I wish that I could take credit for this post, but I will just be sharing the insights of others. I won’t comment on these here, but if anyone is interested, I will be expressing some of my own thoughts, on the same subject, in my Reflections of Faith Category.
***************
I have seen a couple of variations of this first one, but I think it is credited to Genel Hodges.
I am hereby officially tendering my resignation as an adult. I have decided I would like to accept the responsibilities of a six-year-old again.
I want to go to McDonald’s and think that it’s a four-star restaurant.
I want to sail sticks across a fresh mud puddle and make ripples with rocks.
I want to think M&Ms are better than money, because you can eat them.
I want to play kickball at recess and paint with watercolors in art. I want to lie under a big oak tree and run a lemonade stand with my friends on a hot summer day.
I want to return to a time when life was simple... When all you knew were colors, addition, and simple nursery rhymes, but that didn’t bother you, because you didn’t know what you didn’t know… and you didn’t care.
When all you knew was to be happy because you didn’t know all the things that should make you worried and upset.
I want to think that the world is fair. That everyone in it is honest and good. I want to believe that anything is possible.
Somewhere in my youth….I learned too much. I learned of nuclear weapons, war, prejudice, starvation, and abused children.
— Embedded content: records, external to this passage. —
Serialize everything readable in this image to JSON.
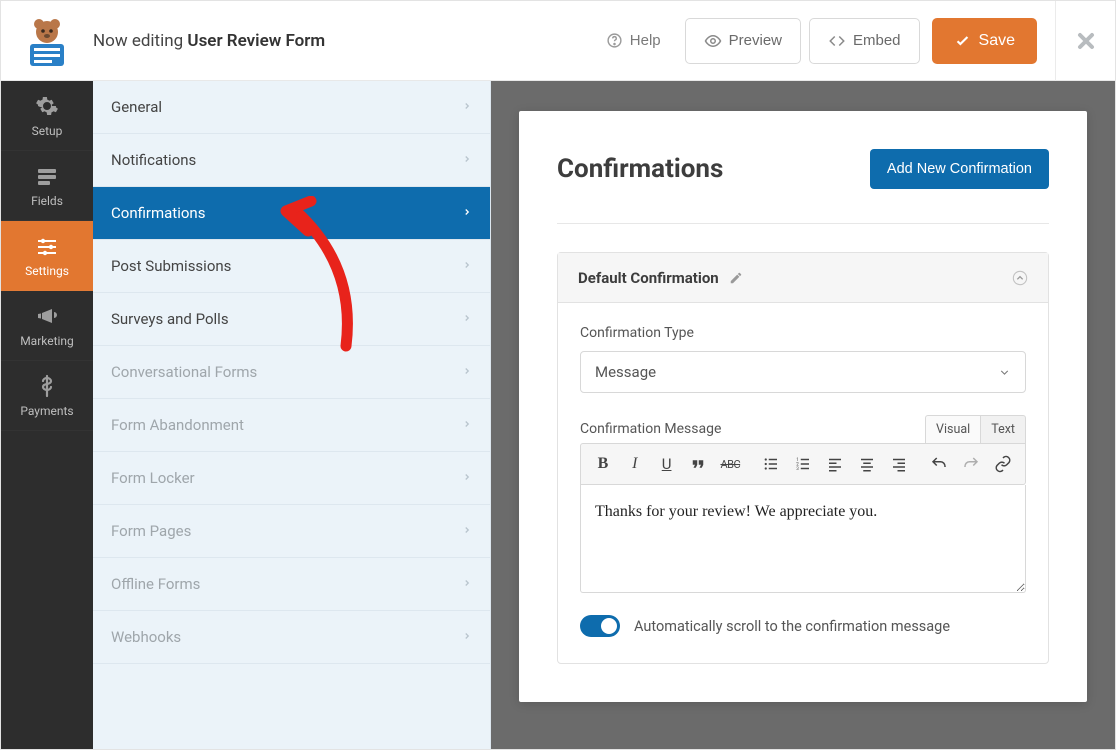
{
  "topbar": {
    "editing_prefix": "Now editing ",
    "form_name": "User Review Form",
    "help": "Help",
    "preview": "Preview",
    "embed": "Embed",
    "save": "Save"
  },
  "sidenav": {
    "items": [
      {
        "label": "Setup"
      },
      {
        "label": "Fields"
      },
      {
        "label": "Settings"
      },
      {
        "label": "Marketing"
      },
      {
        "label": "Payments"
      }
    ]
  },
  "secnav": {
    "items": [
      {
        "label": "General",
        "disabled": false,
        "active": false
      },
      {
        "label": "Notifications",
        "disabled": false,
        "active": false
      },
      {
        "label": "Confirmations",
        "disabled": false,
        "active": true
      },
      {
        "label": "Post Submissions",
        "disabled": false,
        "active": false
      },
      {
        "label": "Surveys and Polls",
        "disabled": false,
        "active": false
      },
      {
        "label": "Conversational Forms",
        "disabled": true,
        "active": false
      },
      {
        "label": "Form Abandonment",
        "disabled": true,
        "active": false
      },
      {
        "label": "Form Locker",
        "disabled": true,
        "active": false
      },
      {
        "label": "Form Pages",
        "disabled": true,
        "active": false
      },
      {
        "label": "Offline Forms",
        "disabled": true,
        "active": false
      },
      {
        "label": "Webhooks",
        "disabled": true,
        "active": false
      }
    ]
  },
  "content": {
    "title": "Confirmations",
    "add_button": "Add New Confirmation",
    "panel": {
      "title": "Default Confirmation",
      "type_label": "Confirmation Type",
      "type_value": "Message",
      "message_label": "Confirmation Message",
      "tabs": {
        "visual": "Visual",
        "text": "Text"
      },
      "message_value": "Thanks for your review! We appreciate you.",
      "toggle_label": "Automatically scroll to the confirmation message"
    }
  }
}
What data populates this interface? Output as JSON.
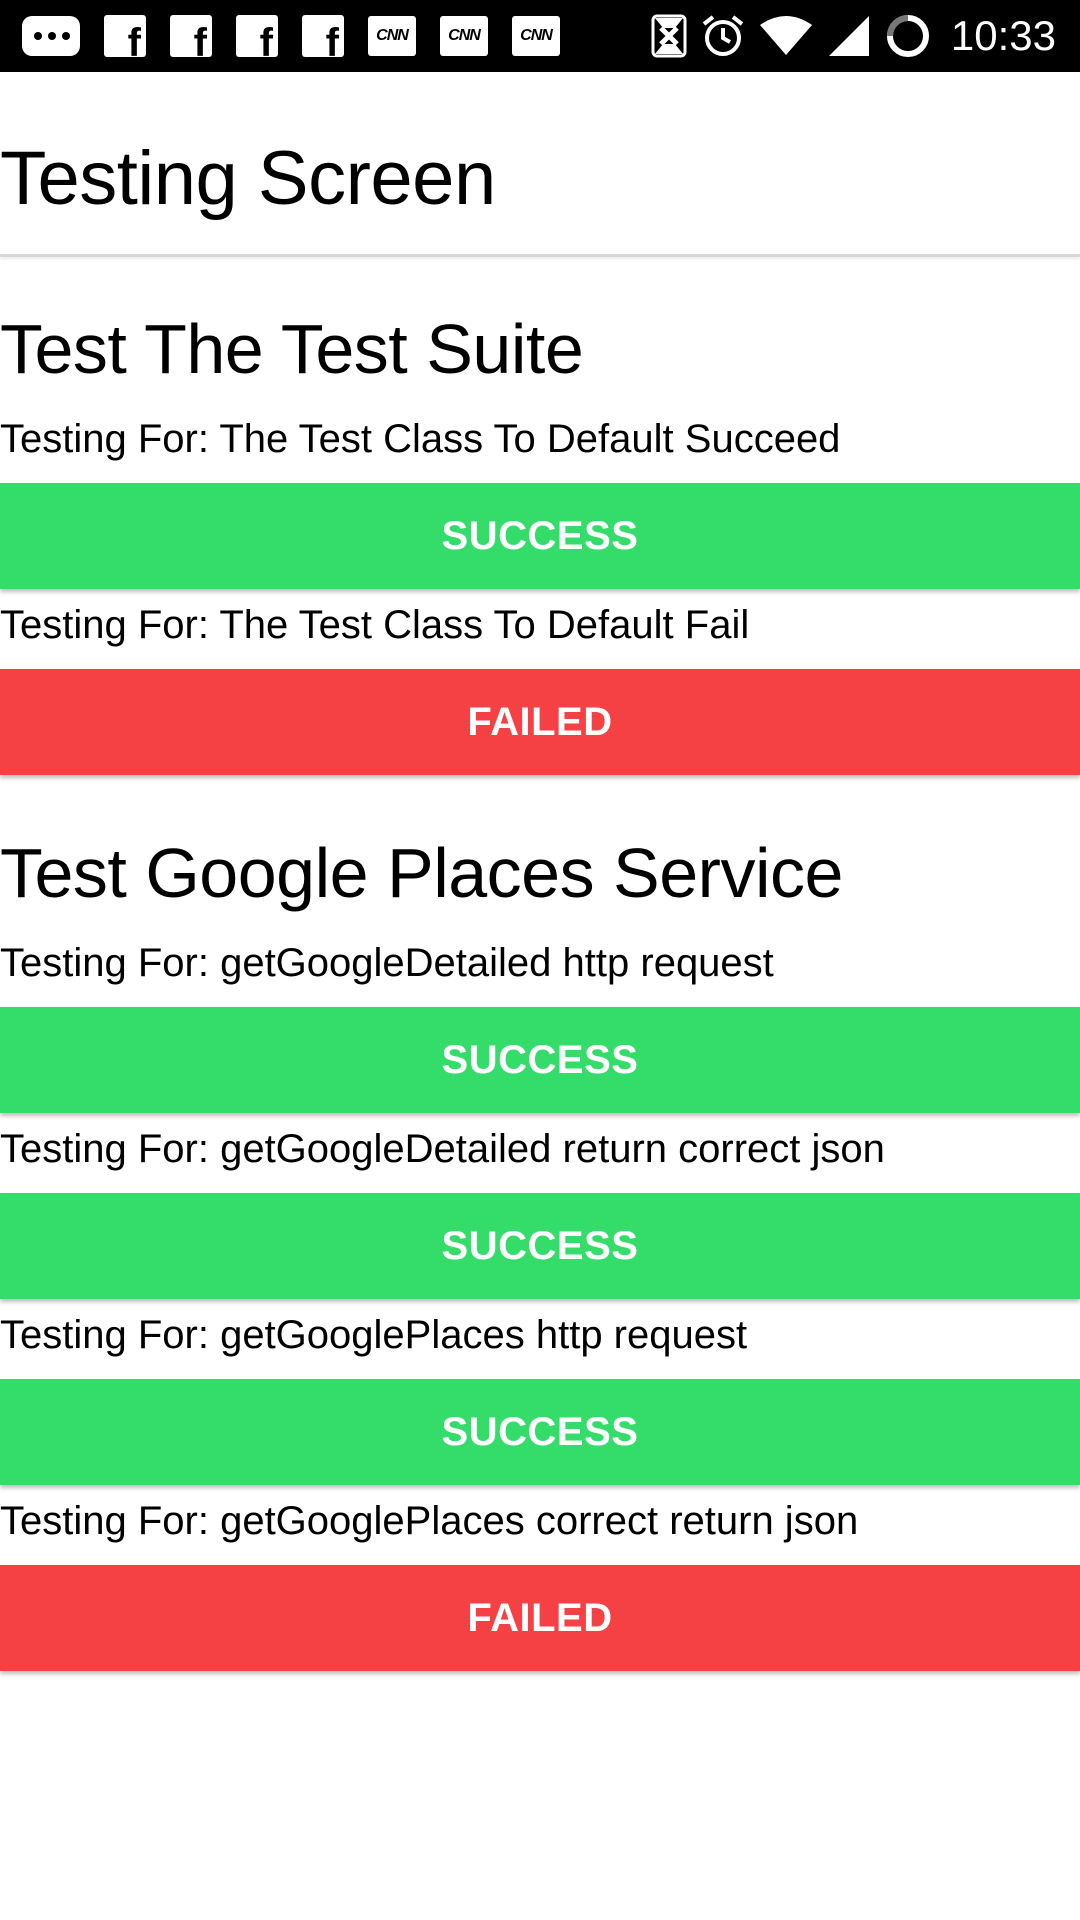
{
  "status_bar": {
    "time": "10:33",
    "notification_icons": [
      {
        "icon": "message-icon"
      },
      {
        "icon": "facebook-icon",
        "glyph": "f"
      },
      {
        "icon": "facebook-icon",
        "glyph": "f"
      },
      {
        "icon": "facebook-icon",
        "glyph": "f"
      },
      {
        "icon": "facebook-icon",
        "glyph": "f"
      },
      {
        "icon": "cnn-icon",
        "glyph": "CNN"
      },
      {
        "icon": "cnn-icon",
        "glyph": "CNN"
      },
      {
        "icon": "cnn-icon",
        "glyph": "CNN"
      }
    ],
    "system_icons": [
      "sync-icon",
      "alarm-icon",
      "wifi-icon",
      "signal-icon",
      "loading-icon"
    ]
  },
  "app_bar": {
    "title": "Testing Screen"
  },
  "colors": {
    "success": "#34dd6a",
    "failed": "#f54144",
    "divider": "#d8d8d8"
  },
  "sections": [
    {
      "title": "Test The Test Suite",
      "tests": [
        {
          "label": "Testing For: The Test Class To Default Succeed",
          "result": "SUCCESS",
          "status": "success"
        },
        {
          "label": "Testing For: The Test Class To Default Fail",
          "result": "FAILED",
          "status": "failed"
        }
      ]
    },
    {
      "title": "Test Google Places Service",
      "tests": [
        {
          "label": "Testing For: getGoogleDetailed http request",
          "result": "SUCCESS",
          "status": "success"
        },
        {
          "label": "Testing For: getGoogleDetailed return correct json",
          "result": "SUCCESS",
          "status": "success"
        },
        {
          "label": "Testing For: getGooglePlaces http request",
          "result": "SUCCESS",
          "status": "success"
        },
        {
          "label": "Testing For: getGooglePlaces correct return json",
          "result": "FAILED",
          "status": "failed"
        }
      ]
    }
  ]
}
I learned of lies, unhappy marriages, suffering, illness, pain, and death….
….I learned of a world where children knew how to kill...and did!!
What happened to the time…when we thought the worst thing in the world was if someone took the jump rope from you or picked you last for kickball?
I want to be oblivious to the complexity of life and be overly excited by little things once again…
…I remember being naive and thinking that everyone was happy because I was. I would spend my afternoons climbing trees and riding my bike.
I didn’t worry about time, bills or where I was going to find the money to fix my car…
…I want to live simple again. I don’t want my day to consist of computer crashes, mountains of paperwork, depressing news, how to survive more days in the month than there is money in the bank, doctor bills, gossip, illness, and loss of loved ones.
I want to believe in the power of smiles, hugs, a kind word, truth, justice, peace, dreams, imagination… and making angels in the snow.
So…here’s my checkbook and my car keys, my credit cards and the bills, my collections, my insurance premiums, my job, my house… and the payments…
…here’s my e-mail address, pager, cell phone, computer, and watch. I am officially resigning from adulthood.
And if you want to discuss this with me further, you’ll have to catch me……’cause, Tag! You’re it!
***************
This next one is by Virginia Stem Owens, from her 1983 book, And the Trees Clap Their Hands: Faith, Perception, and the New Physics.
For the child, newborn, is a natural spy. Only his inherent limitations impede him from consuming all the clues of the universe…
…Sent here with the mission of finding the meaning buried in matter, of locating the central intelligence, he goes about his business briskly, devouring every detail within his developing grasp. He is devoted to discovery, resists sleep in order to absorb more data…He has to learn the world from scratch, But the task seems nothing but joy.
Yet gradually, over time something goes wrong. The spy slowly begins to forget his mission. He spends so much time and effort learning the language, adopting the habits and customs, and internalizing the thought patterns, that somehow, gradually, imperceptible, he becomes his cover.
He forgets what he’s about. He goes to school and grows up. He gets a job, collects his pay, buys a house, and waters the lawn. He settles down and settles in. He wakes up each morning with the shape of his mission,…grown hazier, like a dream that slides quickly away.
He frowns and makes an effort to remember. But the phone rings…and he is distracted for the rest of the day. Perhaps he forms a resolution to remember; still he seems helpless to keep the shape, the color of his mission clear in his mind. Then one morning, he wakes up and only yawns……….And the spy goes native.”